Are national ships of war entering the port of a friendly powe• to be considered as exempted by the consent of that power from its jurisdiction?
National ships of war entering the port of a friendly power are to be considered as exempted by the consent of that power from its jurisdiction.
-This case implicated the absolute form of sovereign immunity from judicial jurisdiction.
-The Court highlighted three principles: the exemption of the person of the sovereign from arrest or detention within a foreign country; the immunity that all civilized nations allow to foreign ministers; that a sovereign is understood to cede a portion of his territorial jurisdiction when he allows troops of a foreign prince to pass through his dominions .
(Marshall, C.J.l Yes. National ships of war entering the port of a friendly power are to be considered as exempted by the consent of that power from its jurisdiction.

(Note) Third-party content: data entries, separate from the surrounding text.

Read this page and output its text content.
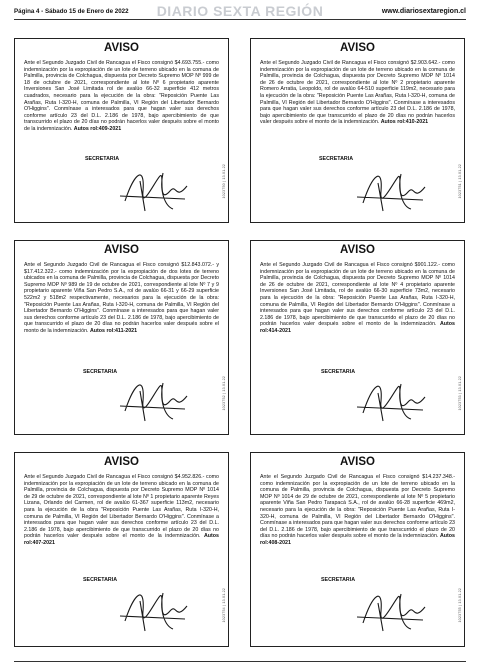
Página 4 - Sábado 15 de Enero de 2022	DIARIO SEXTA REGIÓN	www.diariosextaregion.cl
AVISO
Ante el Segundo Juzgado Civil de Rancagua el Fisco consignó $4.693.755.- como indemnización por la expropiación de un lote de terreno ubicado en la comuna de Palmilla, provincia de Colchagua, dispuesta por Decreto Supremo MOP Nº 999 de 18 de octubre de 2021, correspondiente al lote Nº 6 propietario aparente Inversiones San José Limitada rol de avalúo 66-32 superficie 412 metros cuadrados, necesario para la ejecución de la obra: "Reposición Puente Las Arañas, Ruta I-320-H, comuna de Palmilla, VI Región del Libertador Bernardo O'Higgins". Conmínase a interesados para que hagan valer sus derechos conforme artículo 23 del D.L. 2.186 de 1978, bajo apercibimiento de que transcurrido el plazo de 20 días no podrán hacerlos valer después sobre el monto de la indemnización. Autos rol:409-2021
SECRETARIA
1023750 | 13.01.22
AVISO
Ante el Segundo Juzgado Civil de Rancagua el Fisco consignó $2.903.642.- como indemnización por la expropiación de un lote de terreno ubicado en la comuna de Palmilla, provincia de Colchagua, dispuesta por Decreto Supremo MOP Nº 1014 de 26 de octubre de 2021, correspondiente al lote Nº 2 propietario aparente Romero Arratia, Leopoldo, rol de avalúo 64-510 superficie 119m2, necesario para la ejecución de la obra: "Reposición Puente Las Arañas, Ruta I-320-H, comuna de Palmilla, VI Región del Libertador Bernardo O'Higgins". Conmínase a interesados para que hagan valer sus derechos conforme artículo 23 del D.L. 2.186 de 1978, bajo apercibimiento de que transcurrido el plazo de 20 días no podrán hacerlos valer después sobre el monto de la indemnización. Autos rol:410-2021
SECRETARIA
1023751 | 13.01.22
AVISO
Ante el Segundo Juzgado Civil de Rancagua el Fisco consignó $12.843.072.- y $17.412.322.- como indemnización por la expropiación de dos lotes de terreno ubicados en la comuna de Palmilla, provincia de Colchagua, dispuesta por Decreto Supremo MOP Nº 989 de 19 de octubre de 2021, correspondiente al lote Nº 7 y 9 propietario aparente Viña San Pedro S.A., rol de avalúo 66-31 y 66-29 superficie 522m2 y 518m2 respectivamente, necesarios para la ejecución de la obra: "Reposición Puente Las Arañas, Ruta I-320-H, comuna de Palmilla, VI Región del Libertador Bernardo O'Higgins". Conmínase a interesados para que hagan valer sus derechos conforme artículo 23 del D.L. 2.186 de 1978, bajo apercibimiento de que transcurrido el plazo de 20 días no podrán hacerlos valer después sobre el monto de la indemnización. Autos rol:411-2021
SECRETARIA
1023752 | 13.01.22
AVISO
Ante el Segundo Juzgado Civil de Rancagua el Fisco consignó $901.122.- como indemnización por la expropiación de un lote de terreno ubicado en la comuna de Palmilla, provincia de Colchagua, dispuesta por Decreto Supremo MOP Nº 1014 de 26 de octubre de 2021, correspondiente al lote Nº 4 propietario aparente Inversiones San José Limitada, rol de avalúo 66-30 superficie 73m2, necesario para la ejecución de la obra: "Reposición Puente Las Arañas, Ruta I-320-H, comuna de Palmilla, VI Región del Libertador Bernardo O'Higgins". Conmínase a interesados para que hagan valer sus derechos conforme artículo 23 del D.L. 2.186 de 1978, bajo apercibimiento de que transcurrido el plazo de 20 días no podrán hacerlos valer después sobre el monto de la indemnización. Autos rol:414-2021
SECRETARIA
1023753 | 13.01.22
AVISO
Ante el Segundo Juzgado Civil de Rancagua el Fisco consignó $4.952.826.- como indemnización por la expropiación de un lote de terreno ubicado en la comuna de Palmilla, provincia de Colchagua, dispuesta por Decreto Supremo MOP Nº 1014 de 29 de octubre de 2021, correspondiente al lote Nº 1 propietario aparente Reyes Lizana, Orlando del Carmen, rol de avalúo 61-367 superficie 113m2, necesario para la ejecución de la obra "Reposición Puente Las Arañas, Ruta I-320-H, comuna de Palmilla, VI Región del Libertador Bernardo O'Higgins". Conmínase a interesados para que hagan valer sus derechos conforme artículo 23 del D.L. 2.186 de 1978, bajo apercibimiento de que transcurrido el plazo de 20 días no podrán hacerlos valer después sobre el monto de la indemnización. Autos rol:407-2021
SECRETARIA
1023754 | 13.01.22
AVISO
Ante el Segundo Juzgado Civil de Rancagua el Fisco consignó $14.237.348.- como indemnización por la expropiación de un lote de terreno ubicado en la comuna de Palmilla, provincia de Colchagua, dispuesta por Decreto Supremo MOP Nº 1014 de 29 de octubre de 2021, correspondiente al lote Nº 5 propietario aparente Viña San Pedro Tarapacá S.A., rol de avalúo 66-28 superficie 469m2, necesario para la ejecución de la obra: "Reposición Puente Las Arañas, Ruta I-320-H, comuna de Palmilla, VI Región del Libertador Bernardo O'Higgins". Conmínase a interesados para que hagan valer sus derechos conforme artículo 23 del D.L. 2.186 de 1978, bajo apercibimiento de que transcurrido el plazo de 20 días no podrán hacerlos valer después sobre el monto de la indemnización. Autos rol:408-2021
SECRETARIA
1023755 | 13.01.22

-The jurisdiction of the nation within its own territory is exclusive and absolute.
-The Exchange, a public armed ship, in the service of a foreign sovereign, with whom the United States is at peace, and having entered an American port open for her reception, must be considered to have come into the American territory, under an implied promise, that while necessarily within it, and demeaning herself in a friendly manner, she should be exempt from the jurisdiction of the country. Reversed.